Johnson has insisted that his investigation examining Hunter Biden’s role on the board of a Ukrainian energy company has nothing to do with the election, or the fact that the former vice president is all but certain to become the Democratic presidential nominee. But Democrats have argued that the probe is politically motivated, citing Trump’s efforts to parrot the allegations against Biden and his son, in addition to Johnson’s own statements about his investigation.
Committee staffers have been poring through documents provided by the State Department and the National Archives, according to Johnson. The latter tranche includes information from the Obama White House, a key target of Johnson’s investigation.
“I’ve got staff that have been devoted to that and they’re working on that stuff from home,” Johnson said, adding: “We — and I — can walk and chew gum at the same time here. This is not taking up massive amounts of staff time.”
But there are several actions the committee cannot take while staffers are working remotely and while the Senate remains on recess until April 20 at the earliest.
One outstanding matter is a subpoena to Blue Star Strategies, a Democratic public-affairs firm that, according to Johnson, might have sought to leverage Hunter Biden’s role on the board of a Ukrainian energy company, Burisma, to influence the Obama State Department. Johnson is seeking documents from the firm that it has refused to voluntarily turn over, acting on allegations that Biden sought to protect his son from a corruption investigation into Burisma.

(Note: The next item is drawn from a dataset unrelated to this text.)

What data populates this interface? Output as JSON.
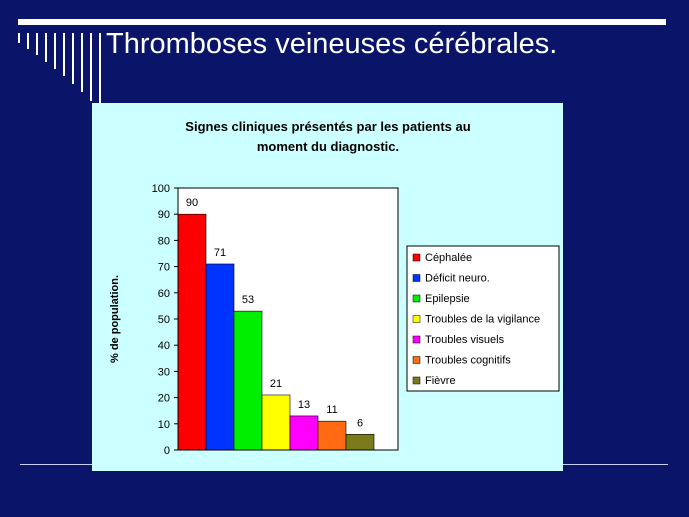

Democrats vehemently oppose the subpoena and the investigation as a whole, positing that the probe is based on unsubstantiated claims that have been advanced by Russian intelligence services. Democrats’ opposition to the subpoena triggered a formal committee vote to authorize the action — but that vote has yet to be scheduled while senators’ return to Washington for normal business remains in flux.
Additionally, senators and aides cannot receive classified briefings or view sensitive documents unless they are present at the Capitol, which is equipped with facilities specifically designed for the review of classified information.
Johnson leaned into the investigation while the elder Biden was surging in the early Democratic primary contests and appeared on track to secure his party’s presidential nomination.
“These are questions that Joe Biden has not adequately answered,” Johnson said at the time. “And if I were a Democrat primary voter, I’d want these questions satisfactorily answered before I cast my final vote.”
The issue has sparked heated discussions among senators, including during a March 10 classified briefing about election security.
During that briefing, several Democratic senators spoke up about Johnson’s investigation — in particular, his efforts to get information from Andrii Telizhenko, a former Ukrainian diplomat and consultant for Blue Star Strategies who has leveled unsubstantiated allegations about coordination between the Ukrainian government and the Democratic National Committee during the 2016 election.
Johnson initially sought to subpoena Telizhenko, but later changed the target of the subpoena to Blue Star Strategies after the FBI’s foreign influence task force briefed committee aides about Telizhenko.
Democrats have said the committee’s Biden probe could aid Russian disinformation campaigns and undermine U.S. national security. Senate Intelligence Committee Chairman Richard Burr (R-N.C.) delivered a similar warning to Johnson during a private meeting in December, POLITICO previously reported.